Tuesday, November 17, 2009

Classic Reuters


In an appeal to pity and what can also be viewed as an anticipatory effort to justify Arab violence, Reuters' Tom Perry pens a piece discussing Palestinian melancholy and "desperation" in their purported efforts to achieve statehood.  Perry writes:
The risk of violence could turn into near-certainty in time, some Palestinian analysts add, even if there are at present few signs of an appetite for a third Intifada, or uprising, among Palestinians who have lived under Israeli occupation since 1967.
Reuters correspondents frequently serve as apologists for Arab violence and here, Perry is paving the way for precisely that outcome.

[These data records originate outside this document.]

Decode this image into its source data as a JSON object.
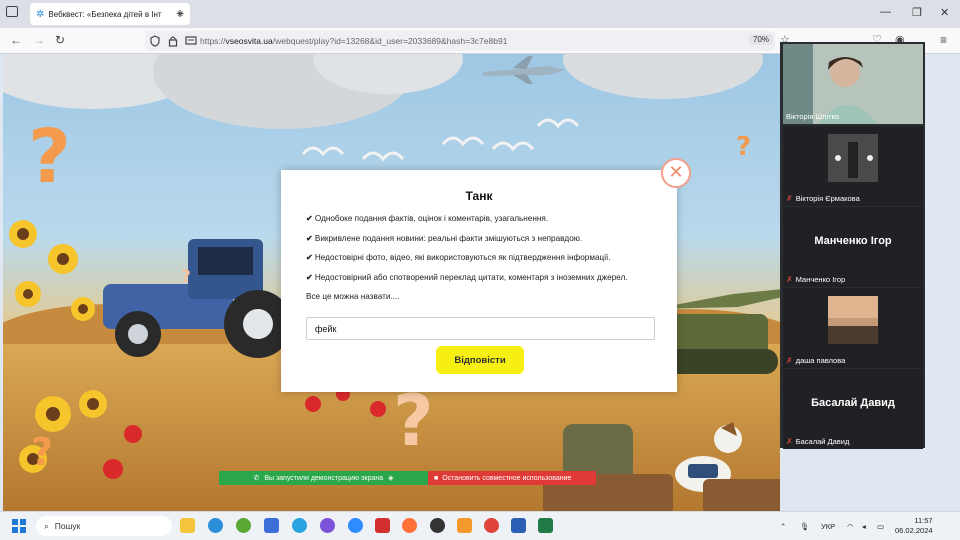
{
  "browser": {
    "tab_title": "Вебквест: «Безпека дітей в Інт",
    "url_prefix": "https://",
    "url_domain": "vseosvita.ua",
    "url_path": "/webquest/play?id=13268&id_user=2033689&hash=3c7e8b91",
    "zoom": "70%"
  },
  "modal": {
    "title": "Танк",
    "check_mark": "✔",
    "items": [
      "Однобоке подання фактів, оцінок і коментарів, узагальнення.",
      "Викривлене подання новини: реальні факти змішуються з неправдою.",
      "Недостовірні фото, відео, які використовуються як підтвердження інформації.",
      "Недостовірний або спотворений переклад цитати, коментаря з іноземних джерел."
    ],
    "note": "Все це можна назвати....",
    "answer_value": "фейк",
    "submit_label": "Відповісти"
  },
  "share_bar": {
    "active_text": "Вы запустили демонстрацию экрана",
    "stop_text": "Остановить совместное использование"
  },
  "participants": [
    {
      "name": "Вікторія Шпітко",
      "muted": false,
      "video": true
    },
    {
      "name": "Вікторія Єрмакова",
      "muted": true,
      "video": true
    },
    {
      "name": "Манченко Ігор",
      "display": "Манченко Ігор",
      "muted": true,
      "video": false
    },
    {
      "name": "даша павлова",
      "muted": true,
      "video": true
    },
    {
      "name": "Басалай Давид",
      "display": "Басалай Давид",
      "muted": true,
      "video": false
    }
  ],
  "taskbar": {
    "search_label": "Пошук",
    "language": "УКР",
    "time": "11:57",
    "date": "06.02.2024"
  },
  "colors": {
    "submit": "#f7ef11",
    "question_mark": "#f49a4d",
    "share_active": "#2aa74a",
    "share_stop": "#e03a36"
  }
}
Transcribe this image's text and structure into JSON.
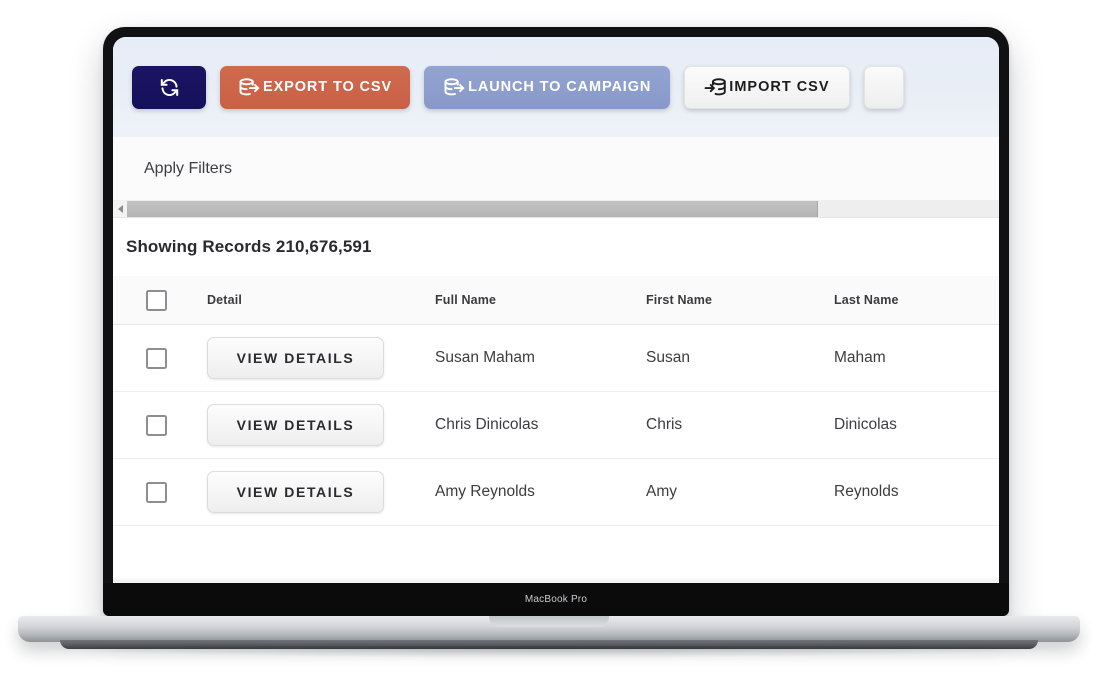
{
  "device": {
    "brand": "MacBook Pro"
  },
  "toolbar": {
    "refresh_icon": "refresh-sync-icon",
    "buttons": [
      {
        "id": "export",
        "label": "EXPORT TO CSV",
        "icon": "database-export-icon",
        "color": "#cb6249"
      },
      {
        "id": "launch",
        "label": "LAUNCH TO CAMPAIGN",
        "icon": "database-launch-icon",
        "color": "#8b9bcb"
      },
      {
        "id": "import",
        "label": "IMPORT CSV",
        "icon": "database-import-icon",
        "color": "#f3f3f3"
      }
    ]
  },
  "filters": {
    "label": "Apply Filters"
  },
  "scrollbar": {
    "arrow_icon": "chevron-left-icon"
  },
  "records": {
    "label": "Showing Records 210,676,591"
  },
  "table": {
    "columns": [
      "Detail",
      "Full Name",
      "First Name",
      "Last Name"
    ],
    "detail_button_label": "VIEW DETAILS",
    "rows": [
      {
        "full_name": "Susan Maham",
        "first_name": "Susan",
        "last_name": "Maham"
      },
      {
        "full_name": "Chris Dinicolas",
        "first_name": "Chris",
        "last_name": "Dinicolas"
      },
      {
        "full_name": "Amy Reynolds",
        "first_name": "Amy",
        "last_name": "Reynolds"
      }
    ]
  }
}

Perry quotes one of those "Palestinian analysts":
"Either there is a resumption of negotiations, which requires an American initiative, or there will be a political vacuum, which is dangerous because it will most likely be filled at some point by conflict," said George Giacaman, a political science professor at Birzeit University near Ramallah.
Perry fails to explain here that the only thing preventing a resumption of negotiations is Palestinian President Mahmoud Abbas' utter refusal to accept them.

Perry continues:
Israeli Prime Minister Benjamin Netanyahu has ruled out more than a partial limitation on settlement building in areas of the occupied West Bank not annexed to its Jerusalem municipality.
Actually, Netanyahu has said that Israel has "no intention of building new settlements or of expropriating additional land for existing settlements" (June 14, 2009).

Perry then does comedy:
Abbas, who has built his career around negotiating peace, remains committed to the "two-state solution" at the core of the 20-year-old peace process.
As we noted here, Abbas has built his career around many things but they have had little to do with "negotiating peace".

Perry quotes Palestinian Prime Minister Salam Fayyad as saying that Israel has "a Mickey Mouse state" in mind for the Palestinians and then suggests:
It would deny them not only an army -- an idea they might accept -- but also a viable, contiguous territory, due to settlements.
We wonder how Perry knows what the Palestinians "might accept" and also note that as Jewish settlements in Judea and Samaria (aka the West Bank) compose less than 2% of available land, Perry's assertion that these would "deny" the Palestinians a viable, contiguous territory is simply ludicrous.

Perry then obfuscates history and geography:
Officials are making increasing references to an alternative -- that Palestinians be citizens of a single state governing all the territory from the Jordan River to the Mediterranean, or all of what was British-ruled Palestine from 1917 to 1948.
The territory from the Jordan River to the Mediterranean represents only 22% of British-ruled Palestine.  The other 78% consists of what is today Arab Jordan.  This is clearly not an oversight by Reuters which does not wish to remind its readers that despite the promise of a Jewish national home and "close settlement by Jews on the land" across the entire Palestine Mandate, the British subsequently lopped off the vast majority of the territory (in 1922), handing it to the Hashemite Arabs as a gift for their support in the war against the Ottoman Empire.  At four times the geographical size of Israel, Jordan today has a population which is roughly 70% Palestinian Arab.  Jews are banned from owning property.

Perry then argues ("the argument runs") that:
without a Palestinian state... Jewish statehood would entail South African-style apartheid in which Jews rule over a disenfranchised Arab majority in the occupied territories.
The suggestion that one state composed of Jews and Arabs would result in "South African-style apartheid" is of course, a classic example of the logical fallacy/propaganda technique of the false dilemma.  Indeed, there is evidence that the number of Arabs residing in the territories has been significantly overstated and that a single state consisting of Israel plus Judea and Samaria (West Bank) would retain a Jewish majority for the foreseeable future.

Perry concludes with another canard:
Alarmingly for international powers looking with concern at the way the six-decade-old conflict destabilizes the world's main oil-producing region, the way ahead is shrouded in fog.
In fact, other than the five-month Arab oil embargo in the 1970s following the Yom Kippur war, the Arab-Israeli conflict has had little effect on the flow of oil.  For countries like Saudi Arabia where oil accounts for 90% of export earnings and 45% of GDP, there is little choice but to keep pumping whether or not the Palestinians get their state.